I thought I'd try and make a simple example to give an easy understanding on this subject, and I wanted to use some images as well to illustrate and make it just a little more inspirational than just a lot of words.
This example is made for everyone to understand, so please don't feel offended if the information seems too obvious for you, it might not be that obvious to someone else.
I have made two examples using the basic NACA airfoils, the first is a lifting wing (sport/aerobatic) and the second is a symmetrical wing (aerobatic).
I thought the wing example should be a relatively small model airplane compared to today's standards, because it will always work if you make it bigger - but not always if you make it smaller.

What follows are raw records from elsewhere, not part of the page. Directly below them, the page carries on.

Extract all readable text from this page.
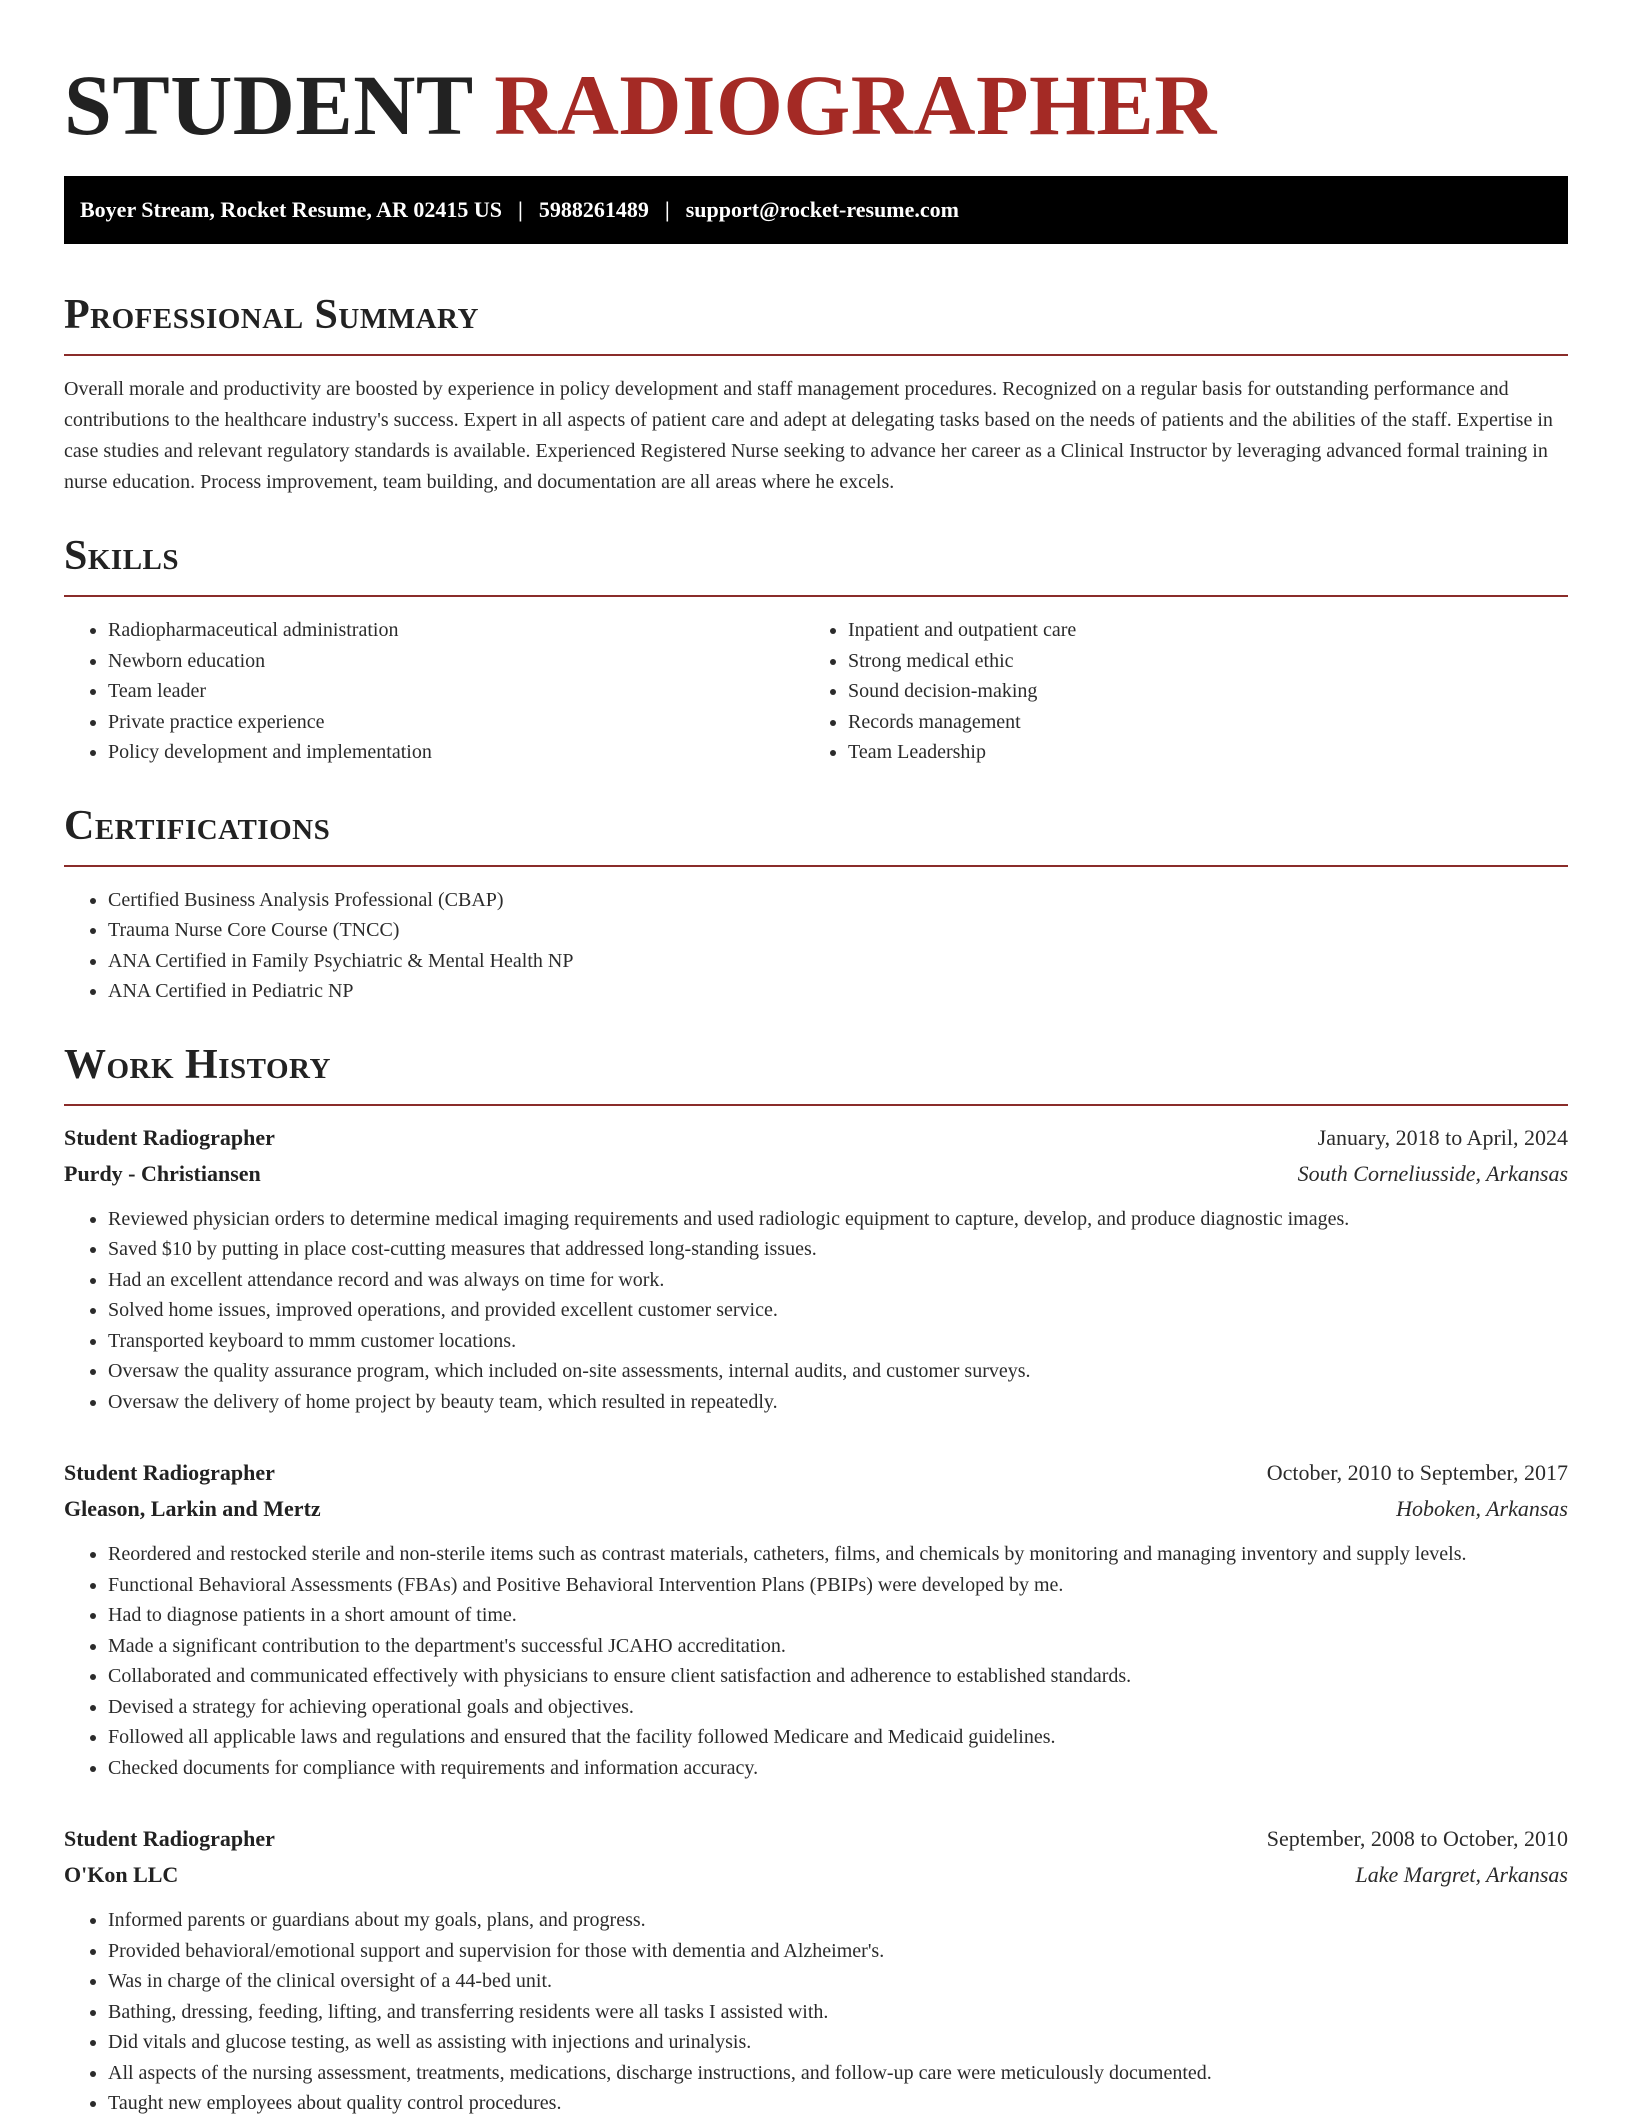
STUDENT RADIOGRAPHER
Boyer Stream, Rocket Resume, AR 02415 US | 5988261489 | support@rocket-resume.com
Professional Summary

Overall morale and productivity are boosted by experience in policy development and staff management procedures. Recognized on a regular basis for outstanding performance and contributions to the healthcare industry's success. Expert in all aspects of patient care and adept at delegating tasks based on the needs of patients and the abilities of the staff. Expertise in case studies and relevant regulatory standards is available. Experienced Registered Nurse seeking to advance her career as a Clinical Instructor by leveraging advanced formal training in nurse education. Process improvement, team building, and documentation are all areas where he excels.

Skills
• Radiopharmaceutical administration
• Newborn education
• Team leader
• Private practice experience
• Policy development and implementation
• Inpatient and outpatient care
• Strong medical ethic
• Sound decision-making
• Records management
• Team Leadership
Certifications
• Certified Business Analysis Professional (CBAP)
• Trauma Nurse Core Course (TNCC)
• ANA Certified in Family Psychiatric & Mental Health NP
• ANA Certified in Pediatric NP
Work History
Student Radiographer	January, 2018 to April, 2024
Purdy - Christiansen	South Corneliusside, Arkansas
• Reviewed physician orders to determine medical imaging requirements and used radiologic equipment to capture, develop, and produce diagnostic images.
• Saved $10 by putting in place cost-cutting measures that addressed long-standing issues.
• Had an excellent attendance record and was always on time for work.
• Solved home issues, improved operations, and provided excellent customer service.
• Transported keyboard to mmm customer locations.
• Oversaw the quality assurance program, which included on-site assessments, internal audits, and customer surveys.
• Oversaw the delivery of home project by beauty team, which resulted in repeatedly.
Student Radiographer	October, 2010 to September, 2017
Gleason, Larkin and Mertz	Hoboken, Arkansas
• Reordered and restocked sterile and non-sterile items such as contrast materials, catheters, films, and chemicals by monitoring and managing inventory and supply levels.
• Functional Behavioral Assessments (FBAs) and Positive Behavioral Intervention Plans (PBIPs) were developed by me.
• Had to diagnose patients in a short amount of time.
• Made a significant contribution to the department's successful JCAHO accreditation.
• Collaborated and communicated effectively with physicians to ensure client satisfaction and adherence to established standards.
• Devised a strategy for achieving operational goals and objectives.
• Followed all applicable laws and regulations and ensured that the facility followed Medicare and Medicaid guidelines.
• Checked documents for compliance with requirements and information accuracy.
Student Radiographer	September, 2008 to October, 2010
O'Kon LLC	Lake Margret, Arkansas
• Informed parents or guardians about my goals, plans, and progress.
• Provided behavioral/emotional support and supervision for those with dementia and Alzheimer's.
• Was in charge of the clinical oversight of a 44-bed unit.
• Bathing, dressing, feeding, lifting, and transferring residents were all tasks I assisted with.
• Did vitals and glucose testing, as well as assisting with injections and urinalysis.
• All aspects of the nursing assessment, treatments, medications, discharge instructions, and follow-up care were meticulously documented.
• Taught new employees about quality control procedures.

I have made a simple plan form view of a wing half that have a root chord at 10inches, a tip chord of 6inches and a full span at 60inches. The span is just a reference and could be about anything, it would not make a difference in this example. The relation between the size of the root and tip chord is what matters here.
In the first example I have used 1412 as a root airfoil and 2312 as a tip airfoil, the 1412 have a chamber at 1% @ 40% of the chord and have a 12% thickness, and the 2312 have a chamber at 2% @ 30% of the chord and have a 12% thickness.
In the second example I have used 0012 as a root airfoil and 0014 as a tip airfoil, the 0012 have a chamber at 0% @ 0% of the chord and have a 12% thickness, and the 0014 have a chamber at 0% @ 0% of the chord and have a 14% thickness.
I have created the NACA airfoils at this site using 80 points:
http://airfoiltools.com/airfoil/naca4digit
Here is an information page on the NACA airfoils:
http://www.aerospaceweb.org/question...ls/q0041.shtml
To calculate how the size of the wing chord affects the airfoil characteristics we use Reynolds Numbers, I have calculated this with an anticipated air speed at about 26mph.
10 inches at this airspeed is about Re 200.000 and 6 inches at this air speed is about Re 120.000, you can find simple to use Reynolds Numbers calculators online if you search for it - there are several different alternatives.
If the wing is scaled up lets say by 25% then the Re numbers at the root would go up from Re200k to Re250k, and so at Re200k this scaled up wing would be at a slower airspeed at about 19,5mph with the same results.
The left of the polar data images shows Cl (lift or Lift Coefficient) in relation to alpha (AoA or Angle of Attack), it shows that when the airfoil reaches a certain AoA the lift starts to drop dramatically - this indicates stall.
You can see that in both my examples these two curves is somewhat matched, the two airfoils drops at about the same AoA even though they have different characteristics and is analyzed at different Re numbers.
If you do this with the same airfoil at the tip and root on a tapered wing the tip will show a drop at an earlier AoA than the root, this indicates that the wing will be prone to tip stall when it reaches it's limits.
The polar data is created by a program called XFoil by professor Mark Drela, this is free to download and use but it might be a little complicated to understand at first glance. I have used something called "Profili" which is basically an easier and simpler interface for the XFoil program, Profili is free to download and use with some restrictions.